Has anyone tried the -Dfile.encoding approach? It would be great to be able to do this in a platform-agnostic way.
@MattPassell We use the following args when launching the JVM to ensure that we're specifying UTF-8 properly everywhere: -Dfile.encoding=ISO646-US -Dsun.jnu.encoding=ISO646-US and it appears to work fine.
Thanks for the response. Am I missing something? I just Googled for ISO646-US and found out it's an official name for ASCII. How does that help make sure you're using UTF-8?
@MattPassell it doesn't ensure, but it makes it blatantly obvious that we're not specifying the encoding explicitly during development since the character set is so limited
thanks! For me, this solution worked by adding this JVM parameter when launching tomcat.
1

Quoted from defaultCharset()

The default charset is determined during virtual-machine startup and typically depends upon the locale and charset of the underlying operating system.

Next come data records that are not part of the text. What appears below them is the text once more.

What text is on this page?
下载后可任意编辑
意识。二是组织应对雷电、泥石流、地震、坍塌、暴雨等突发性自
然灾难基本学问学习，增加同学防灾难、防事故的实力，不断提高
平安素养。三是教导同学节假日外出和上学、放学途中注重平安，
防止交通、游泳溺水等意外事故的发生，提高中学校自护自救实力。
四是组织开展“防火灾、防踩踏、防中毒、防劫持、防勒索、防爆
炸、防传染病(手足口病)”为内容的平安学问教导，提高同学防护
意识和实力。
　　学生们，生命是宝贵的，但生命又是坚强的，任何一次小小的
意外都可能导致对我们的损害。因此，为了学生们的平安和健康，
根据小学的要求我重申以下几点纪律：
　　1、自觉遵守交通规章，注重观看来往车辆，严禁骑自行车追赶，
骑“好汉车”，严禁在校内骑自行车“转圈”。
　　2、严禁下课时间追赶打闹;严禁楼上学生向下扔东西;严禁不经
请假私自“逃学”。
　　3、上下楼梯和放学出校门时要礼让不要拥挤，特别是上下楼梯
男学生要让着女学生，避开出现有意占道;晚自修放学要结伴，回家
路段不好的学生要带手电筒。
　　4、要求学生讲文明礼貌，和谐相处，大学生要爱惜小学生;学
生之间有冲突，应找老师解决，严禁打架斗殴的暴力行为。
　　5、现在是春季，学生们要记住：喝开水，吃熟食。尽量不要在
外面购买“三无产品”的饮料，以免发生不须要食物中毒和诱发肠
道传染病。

In most OSes you can set the charset using a environment variable.

1 Comment

Not really the answer I hoped for (I would have liked to be able to do it dynamically). Giving a sample of how to change the encoding for major OSes would be great. Thanks
1

I think you want this: System.setProperty("file.encoding", "UTF-8");

It solved some problems, but I still have another ones. The chars "í" and "Í" doesn't convert correctly if the SO is ISO-8859-1. Just with the JVM option on startup, I get it solved. Now just my Java Console in the NetBeans IDE is crashing charset when showing special chars.